Colgate University was ranked third by The Journal of Blacks in Higher Education in a survey of the nation’s 25 top liberal arts colleges measuring success in integrating black students and faculty. The ranking appears in the publication’s winter 2002-2003 issue.


On the one hand, that's a heartening statistic. It's good to see Colgate doing well and being talked about as a top school. On the other hand, it's a bit depressing (in terms of the overall situation of blacks in American academia) if you consider how poorly Colgate's current black students thought of the school during the racial discussions last year, and consider that by this ranking most schools are worse.

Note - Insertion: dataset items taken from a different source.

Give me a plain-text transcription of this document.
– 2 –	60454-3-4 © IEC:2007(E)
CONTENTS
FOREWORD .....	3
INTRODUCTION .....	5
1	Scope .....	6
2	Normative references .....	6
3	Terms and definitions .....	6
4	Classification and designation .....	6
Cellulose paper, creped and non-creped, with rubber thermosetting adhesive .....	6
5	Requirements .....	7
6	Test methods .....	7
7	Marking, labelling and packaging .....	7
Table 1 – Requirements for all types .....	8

The reason for the discrepancy may be the same as the reason often offered for why Colgate is actually better than the U.S. News rankings imply: the ranking methodology doesn't capture the intangibles. Looking at the actual JBHE report, I see that the rankings were entirely based on statistics like the number of blacks admitted and the black graduation rate. These are certainly important factors. But what aren't taken into account are the things that were so often cited by students as reasons Colgate isn't black-friendly: racial attitudes on campus, social group segregation, diversity of offerings like speakers and bands, etc.

The ratings may nevertheless be inadvertantly accurate, since those same factors may apply just as well to all the other schools. We should be careful not to infer an absolute ("Colgate is a good school for blacks") from a relative ("Colgate is a better school for blacks than most schools").